For July 5, 2015 – Mark 6:1-13
All Jesus does is go home for the weekend and teach in his childhood synagogue. How could this upset anyone? Yet it does. “Where did he learn to speak like this, with such wisdom?” they say. “How can he do such deeds of power? Isn’t he just the carpenter’s son, Mary’s boy? His brothers and sisters are ordinary people living right here among us. Who does he think he is?” Jesus isn’t surprised by their reaction, saying, “Prophets are not without honor, except in their hometown, and among their own kin, and in their own house.”
Jesus knows how it feels to be seen as a failure, to be mocked by family and former colleagues, unable to be who he really is when he is with them. He uses his own experience to teach the rest of us how to respond. After leaving his hometown, he sends his disciples out in pairs, with no visible means of support, to anoint and heal.
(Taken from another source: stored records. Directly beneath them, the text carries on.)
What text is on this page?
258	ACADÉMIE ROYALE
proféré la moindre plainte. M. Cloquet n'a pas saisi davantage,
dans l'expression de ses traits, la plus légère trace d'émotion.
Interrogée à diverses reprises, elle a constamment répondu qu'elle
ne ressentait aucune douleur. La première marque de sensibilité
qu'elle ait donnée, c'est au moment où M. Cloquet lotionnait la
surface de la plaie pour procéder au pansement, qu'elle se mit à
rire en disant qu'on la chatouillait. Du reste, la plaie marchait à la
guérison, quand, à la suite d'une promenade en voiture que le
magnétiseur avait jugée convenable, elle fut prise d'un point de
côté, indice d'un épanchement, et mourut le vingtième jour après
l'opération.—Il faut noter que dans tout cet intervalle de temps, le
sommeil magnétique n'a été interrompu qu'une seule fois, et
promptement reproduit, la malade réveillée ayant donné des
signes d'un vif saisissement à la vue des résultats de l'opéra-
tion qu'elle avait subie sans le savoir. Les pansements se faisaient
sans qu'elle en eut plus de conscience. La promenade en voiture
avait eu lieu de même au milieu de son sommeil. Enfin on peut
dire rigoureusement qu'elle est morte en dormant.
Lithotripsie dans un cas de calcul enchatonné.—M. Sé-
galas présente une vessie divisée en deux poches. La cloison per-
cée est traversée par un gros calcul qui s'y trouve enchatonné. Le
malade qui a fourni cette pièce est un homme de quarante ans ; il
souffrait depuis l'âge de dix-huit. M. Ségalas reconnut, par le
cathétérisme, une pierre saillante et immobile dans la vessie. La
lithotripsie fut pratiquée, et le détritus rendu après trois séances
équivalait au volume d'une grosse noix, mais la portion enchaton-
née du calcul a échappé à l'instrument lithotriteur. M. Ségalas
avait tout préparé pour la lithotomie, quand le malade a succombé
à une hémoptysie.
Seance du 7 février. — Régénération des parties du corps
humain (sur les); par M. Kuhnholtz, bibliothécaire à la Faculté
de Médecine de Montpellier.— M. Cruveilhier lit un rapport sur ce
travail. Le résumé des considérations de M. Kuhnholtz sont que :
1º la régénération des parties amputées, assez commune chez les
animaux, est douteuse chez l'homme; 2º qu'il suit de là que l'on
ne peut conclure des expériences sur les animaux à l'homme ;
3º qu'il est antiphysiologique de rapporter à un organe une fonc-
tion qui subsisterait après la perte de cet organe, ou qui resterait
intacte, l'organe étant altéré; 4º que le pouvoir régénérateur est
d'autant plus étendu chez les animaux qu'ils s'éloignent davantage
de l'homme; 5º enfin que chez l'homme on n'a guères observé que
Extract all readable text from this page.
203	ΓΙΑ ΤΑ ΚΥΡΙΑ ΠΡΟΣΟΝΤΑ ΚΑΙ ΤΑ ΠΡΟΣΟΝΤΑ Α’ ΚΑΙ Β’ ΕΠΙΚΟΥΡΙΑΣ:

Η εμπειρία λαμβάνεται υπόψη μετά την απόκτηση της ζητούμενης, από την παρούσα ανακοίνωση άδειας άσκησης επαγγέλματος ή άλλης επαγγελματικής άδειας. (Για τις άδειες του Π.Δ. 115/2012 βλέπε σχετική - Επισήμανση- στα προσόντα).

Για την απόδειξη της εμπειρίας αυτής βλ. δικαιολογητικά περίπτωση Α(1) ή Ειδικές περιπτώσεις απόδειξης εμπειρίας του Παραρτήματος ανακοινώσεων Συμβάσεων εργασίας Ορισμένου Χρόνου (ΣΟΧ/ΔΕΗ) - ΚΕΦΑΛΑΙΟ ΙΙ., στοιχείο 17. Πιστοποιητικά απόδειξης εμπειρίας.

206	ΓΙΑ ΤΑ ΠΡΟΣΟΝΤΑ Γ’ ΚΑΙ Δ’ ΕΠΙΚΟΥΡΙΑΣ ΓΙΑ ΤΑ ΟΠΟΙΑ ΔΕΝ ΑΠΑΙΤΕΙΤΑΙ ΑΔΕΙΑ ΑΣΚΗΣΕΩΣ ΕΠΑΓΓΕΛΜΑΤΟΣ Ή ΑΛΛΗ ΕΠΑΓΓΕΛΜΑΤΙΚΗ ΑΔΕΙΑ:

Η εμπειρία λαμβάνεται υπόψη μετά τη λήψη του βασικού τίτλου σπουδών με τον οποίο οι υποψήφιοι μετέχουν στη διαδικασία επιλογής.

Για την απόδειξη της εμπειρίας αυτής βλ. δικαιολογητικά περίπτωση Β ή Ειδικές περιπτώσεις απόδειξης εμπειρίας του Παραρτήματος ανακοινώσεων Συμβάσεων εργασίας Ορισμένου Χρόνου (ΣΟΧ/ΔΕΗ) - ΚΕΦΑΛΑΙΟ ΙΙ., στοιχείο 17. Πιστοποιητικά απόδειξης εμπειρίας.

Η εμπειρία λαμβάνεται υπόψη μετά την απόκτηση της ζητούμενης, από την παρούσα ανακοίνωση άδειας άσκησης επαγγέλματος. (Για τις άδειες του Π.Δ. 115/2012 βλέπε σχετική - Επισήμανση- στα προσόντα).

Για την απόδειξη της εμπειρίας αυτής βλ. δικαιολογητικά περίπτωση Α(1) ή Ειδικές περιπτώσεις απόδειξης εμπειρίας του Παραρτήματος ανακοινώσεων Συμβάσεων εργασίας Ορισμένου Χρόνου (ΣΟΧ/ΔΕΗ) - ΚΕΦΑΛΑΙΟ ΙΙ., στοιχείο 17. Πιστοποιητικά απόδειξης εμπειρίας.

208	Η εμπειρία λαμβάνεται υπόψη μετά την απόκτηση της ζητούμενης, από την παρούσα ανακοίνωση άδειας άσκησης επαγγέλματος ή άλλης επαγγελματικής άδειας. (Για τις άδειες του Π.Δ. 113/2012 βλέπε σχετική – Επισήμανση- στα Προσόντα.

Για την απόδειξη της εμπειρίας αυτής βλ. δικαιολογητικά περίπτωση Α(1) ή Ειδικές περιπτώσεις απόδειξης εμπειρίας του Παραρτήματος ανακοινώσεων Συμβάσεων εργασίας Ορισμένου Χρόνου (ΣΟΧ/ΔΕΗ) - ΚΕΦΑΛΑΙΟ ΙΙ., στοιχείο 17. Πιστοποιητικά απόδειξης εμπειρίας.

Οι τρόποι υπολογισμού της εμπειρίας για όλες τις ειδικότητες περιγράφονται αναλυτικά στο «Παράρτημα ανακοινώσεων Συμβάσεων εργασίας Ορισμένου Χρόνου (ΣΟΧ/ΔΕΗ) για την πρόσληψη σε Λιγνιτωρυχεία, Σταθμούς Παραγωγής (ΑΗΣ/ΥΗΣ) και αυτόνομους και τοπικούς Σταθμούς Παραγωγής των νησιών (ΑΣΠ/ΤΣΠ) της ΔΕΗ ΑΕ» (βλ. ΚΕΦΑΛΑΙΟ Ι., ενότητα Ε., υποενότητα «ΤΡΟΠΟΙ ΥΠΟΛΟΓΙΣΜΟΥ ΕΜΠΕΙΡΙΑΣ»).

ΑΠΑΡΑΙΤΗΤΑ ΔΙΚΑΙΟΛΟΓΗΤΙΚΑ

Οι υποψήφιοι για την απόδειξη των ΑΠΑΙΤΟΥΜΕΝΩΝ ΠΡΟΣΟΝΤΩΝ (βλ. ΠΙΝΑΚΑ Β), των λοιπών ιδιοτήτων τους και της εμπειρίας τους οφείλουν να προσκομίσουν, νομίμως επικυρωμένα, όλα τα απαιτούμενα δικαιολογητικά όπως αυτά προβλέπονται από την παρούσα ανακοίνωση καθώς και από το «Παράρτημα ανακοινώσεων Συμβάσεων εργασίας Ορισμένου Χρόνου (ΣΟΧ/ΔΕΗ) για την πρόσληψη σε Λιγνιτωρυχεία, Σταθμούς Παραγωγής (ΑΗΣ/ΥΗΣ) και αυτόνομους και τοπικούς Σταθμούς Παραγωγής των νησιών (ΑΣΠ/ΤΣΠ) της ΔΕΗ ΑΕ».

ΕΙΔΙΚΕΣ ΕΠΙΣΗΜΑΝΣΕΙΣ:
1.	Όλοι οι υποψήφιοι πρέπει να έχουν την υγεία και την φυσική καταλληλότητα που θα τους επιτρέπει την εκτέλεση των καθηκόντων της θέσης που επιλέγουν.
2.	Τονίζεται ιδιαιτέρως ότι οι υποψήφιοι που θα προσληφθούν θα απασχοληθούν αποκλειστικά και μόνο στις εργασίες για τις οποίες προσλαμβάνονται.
He doesn’t prepare them for success so much as for failure: “When a place does not welcome you and they refuse to hear you, shake off the dust on your feet as you leave.” Most life-strategy courses focus on how to avoid failure, or at least how to recast it so it can be called success. That makes sense—who among us doesn’t prefer to move only from success to more success? But Jesus seems to suggest another way.
Jesus says, you don’t have to fear failure. Wherever you are, you can give what you have the capacity to give; you can receive whatever comes. Enter where the door opens; be there for as long as you are there. When you are not welcomed, leave. No regrets. The whole world is your family. Move on. To fear means I am still trying to rule my domain, still trying to make things go a certain way so that people will like me, respect me, yet not demand too much of me. Fear makes me clutch and control. Jesus offers me a much easier yoke to wear. Side by side, we can carry a weight we could not carry alone. We can be channels of the Spirit in ways we could not be alone. What we have called rejection and failure are only catalysts to move us on.